O Bloco anda a preparar a "sucessão" do dr. Louçã. Devia preparar a sucessão de toda a nomenclatura, sobretudo os pseudo mais novos e novas que já nasceram velhos e soturnos. O Bloco perdeu a graça se é que alguma vez a teve. Prudentemente, algumas das suas "promessas", como Rui Tavares - que já vai a mais de meio da ponte para o PS -, largaram Louçã da mão. A primeira foi Joana Amaral Dias, alguém que inexplicavelmente Medeiros Ferreira vê brilhar no futuro firmamento político nacional como George Sanders via Monroe em All about Eve. A saga iconoclasta de Joana começou por alturas da candidatura 13% do dr. Soares, em 2006, e nunca mais parou graças à sempre generosa RTP. Louçã tornou-se insuportável. É, aliás, da natureza dele - aquele misto de catequista com lançador profissional de bombinhas de mau cheiro. Antes dele, o embotado prof. Rosas fez o enorme favor à pátria de se retirar para a nobre pastorícia do comentarismo televisivo onde é apenas irrelevante. O Bloco surge cada vez mais como uma espécie de emplastro das manifestações de Arménio Carlos e do PC. Mais tarde ou mais cedo, o PC e o seu "movimento sindical" acabariam por recuperar um terreno que só pela "novidade" o Bloco tomou. Para além disso, o BE distinguiu-se sempre pelo seu carácter radical pequeno burguês, como diria Cunhal, de fachada socialista: um movimento dirigido por uma intelectualidade citadina, em geral "bem nascida", cuja ligação às "massas" é puramente retórica e nula. Tudo indica, pois, que o Bloco vai legar um "senador" ao regime. Era o que mais falta lhe estava a fazer.
8 comentários:
Meu caro João,
De facto, já nada me espanta. O dr. Louçã promovido a "senador" do regime não lembra ao careca, mas tudo é possível. Até isso...

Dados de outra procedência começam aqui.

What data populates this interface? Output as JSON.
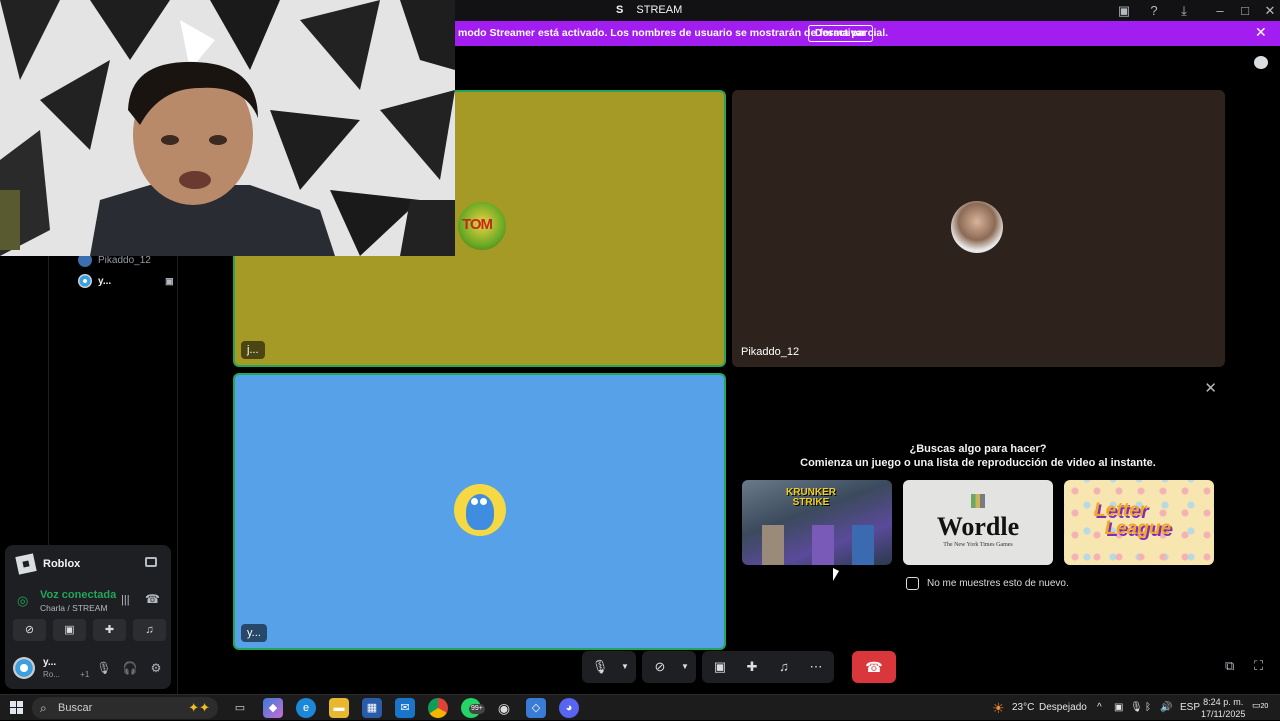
{
  "window": {
    "server_initial": "S",
    "channel_title": "STREAM"
  },
  "banner": {
    "text": "modo Streamer está activado. Los nombres de usuario se mostrarán de forma parcial.",
    "button": "Desactivar"
  },
  "voice_users": [
    {
      "name": "Pikaddo_12"
    },
    {
      "name": "y..."
    }
  ],
  "activity_panel": {
    "game": "Roblox",
    "status": "Voz conectada",
    "channel": "Charla / STREAM",
    "user_name": "y...",
    "user_status": "Ro...",
    "user_extra": "+1"
  },
  "tiles": [
    {
      "label": "j...",
      "avatar_text": "TOM"
    },
    {
      "label": "Pikaddo_12"
    },
    {
      "label": "y..."
    }
  ],
  "suggestion": {
    "question": "¿Buscas algo para hacer?",
    "subtitle": "Comienza un juego o una lista de reproducción de video al instante.",
    "games": [
      {
        "title_line1": "KRUNKER",
        "title_line2": "STRIKE"
      },
      {
        "title": "Wordle",
        "subtitle": "The New York Times Games"
      },
      {
        "title_line1": "Letter",
        "title_line2": "League"
      }
    ],
    "checkbox_label": "No me muestres esto de nuevo."
  },
  "taskbar": {
    "search_placeholder": "Buscar",
    "whatsapp_badge": "99+",
    "weather": "23°C",
    "weather_desc": "Despejado",
    "language": "ESP",
    "time": "8:24 p. m.",
    "date": "17/11/2025",
    "notifications": "20"
  },
  "colors": {
    "banner": "#a21ef0",
    "hangup": "#da373c",
    "connected": "#23a55a",
    "tile_yellow": "#a69a26",
    "tile_blue": "#57a1e8"
  }
}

Ah, mas têm lá a prometedora deputada Catarina Martins, que, sendo actriz de profissão e licenciada em Línguas e Literaturas Modernas (ver website do Parlamento), se assenta na Comissão de Economia e Obras Públicas, é suplente na Comissão Parlamentar de Inquérito à Contratualização, Renegociação e Gestão de todas as Parcerias Público-Privadas do Sector Rodoviário e Ferroviário, e manda bitates sobre todo e qualquer assunto. Uma mulher assim vai longe. certamente.
por outro lado (ou por outra perspectiva):
- o Bloco é o único partido que oferece a possibilidade de verdadeiras políticas sociais democratas (no sentido tradicional do termo); é o partido que mais deseja uma cada vez melhor transparência, democracia e diversidade internas (prova disso são os variados choques, públicos, entre opiniões divergentes); é um partido relativamente livre dos parasitas, oportunistas, carreiristas e mediocres "jotas" e boys, que infestam todos os partidos à sua direita.
Por estas razões, o BE é um oásis no panorama político nacional. Mas lá está, obviamente (como todo o partido, e toda a gente) que tem características mais ou menos irritantes - mas no fundo, interessa assim tanto o ar de catequista do Louçã (que é apenas isso, um "ar")?
não tenho tempo nem paciência para ouvir elementos da esquerda coprofágica
Meu caríssimo BigJohn, o BE é tão necessário ao Regime como os apanha-bolas ao futebol. Deixá-los.
Gostei do post. Bem mordaz como eu gosto. Abraço.
Se bem me recordo, parece-me já ter visto o futuro "senador" na bancada principal do Benfica. Isso quererá dizer muita coisa, futebolês aparte.
Ainda acaba num parlatório da "bola" num qualquer canal televisivo.
Respeitinho, Dr. Gonçalves. Respeitinho. O senhor é que não faz falta nenhuma ao país.